Das alarmierende Fazit der Wissenschaftlerinnen und Wissenschaftler: Der Meeresspiegelanstieg überholt längst das Wattwachstum.

"Besorgniserregenderes Bild als bisher"

Warum die Wattflächen heute weniger Sedimentnachschub bekommen als früher, ist noch unklar. Laut Zhang könnten verschiedene Faktoren eine Rolle spielen, wie etwa der beschleunigte Anstieg des Meeresspiegels, Störungen der Ökosysteme, verringerte Sedimentzufuhr aus den Flüssen oder menschliche Einflüsse wie der Hafenbau.

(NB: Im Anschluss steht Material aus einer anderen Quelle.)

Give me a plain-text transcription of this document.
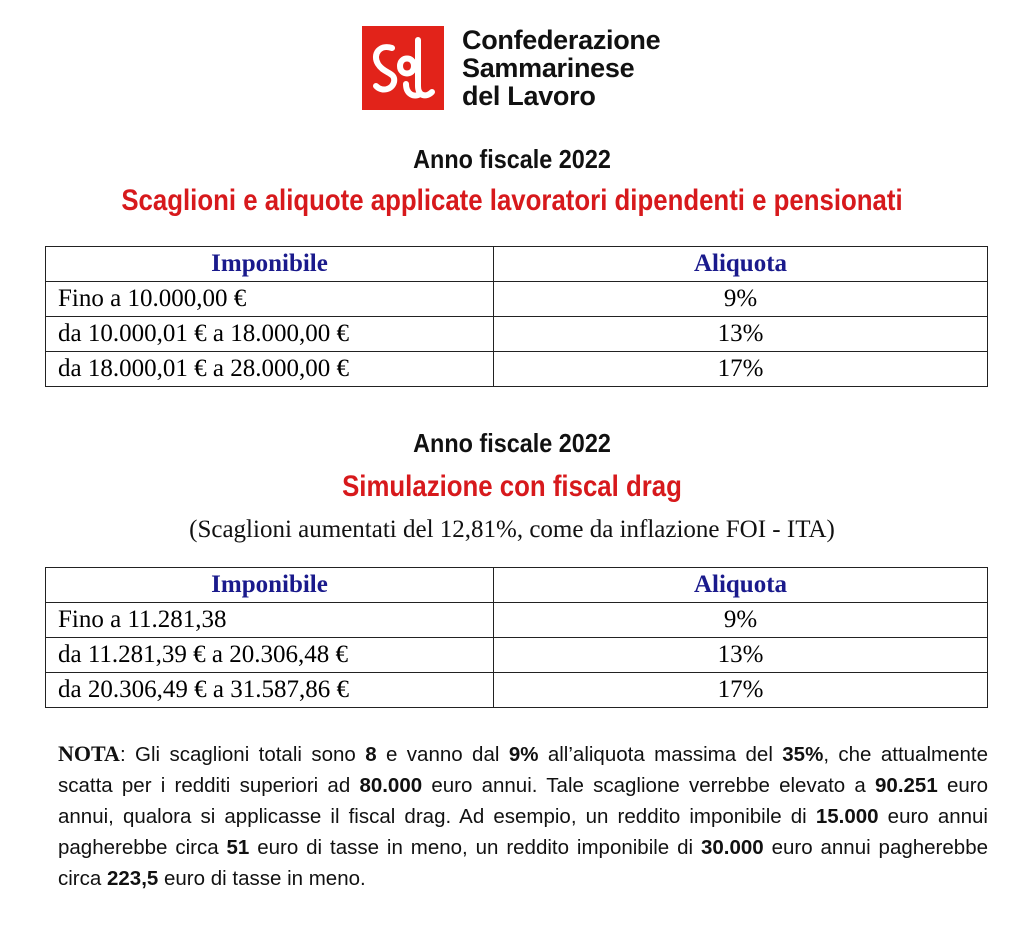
Confederazione
Sammarinese
del Lavoro
Anno fiscale 2022
Scaglioni e aliquote applicate lavoratori dipendenti e pensionati
Imponibile	Aliquota
Fino a 10.000,00 €	9%
da 10.000,01 € a 18.000,00 €	13%
da 18.000,01 € a 28.000,00 €	17%
Anno fiscale 2022
Simulazione con fiscal drag
(Scaglioni aumentati del 12,81%, come da inflazione FOI - ITA)
Imponibile	Aliquota
Fino a 11.281,38	9%
da 11.281,39 € a 20.306,48 €	13%
da 20.306,49 € a 31.587,86 €	17%
NOTA: Gli scaglioni totali sono 8 e vanno dal 9% all’aliquota massima del 35%, che attualmente scatta per i redditi superiori ad 80.000 euro annui. Tale scaglione verrebbe elevato a 90.251 euro annui, qualora si applicasse il fiscal drag. Ad esempio, un reddito imponibile di 15.000 euro annui pagherebbe circa 51 euro di tasse in meno, un reddito imponibile di 30.000 euro annui pagherebbe circa 223,5 euro di tasse in meno.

Sicher ist: "Die Sedimentation reicht nicht mehr aus, um den steigenden Wasserständen entgegenzuwirken", sagt Zhang. "Das ergibt ein deutlich besorgniserregenderes Bild als bisher." Denn wenn Wattflächen absinken, verlieren sie ihre Fähigkeit, Sturmfluten abzubremsen. Das trifft nicht nur die Küstenlinien Niedersachsens und Schleswig-Holsteins, sondern auch Inseln und Halligen, die stark auf diese natürlichen Schutzräume angewiesen sind.

Die Forschenden fordern daher, Klimaanpassung und Küstenschutz "deutlich umfassender und ambitionierter" zu gestalten. So müssten etwa Deiche und technische Schutzanlagen künftig verstärkt werden.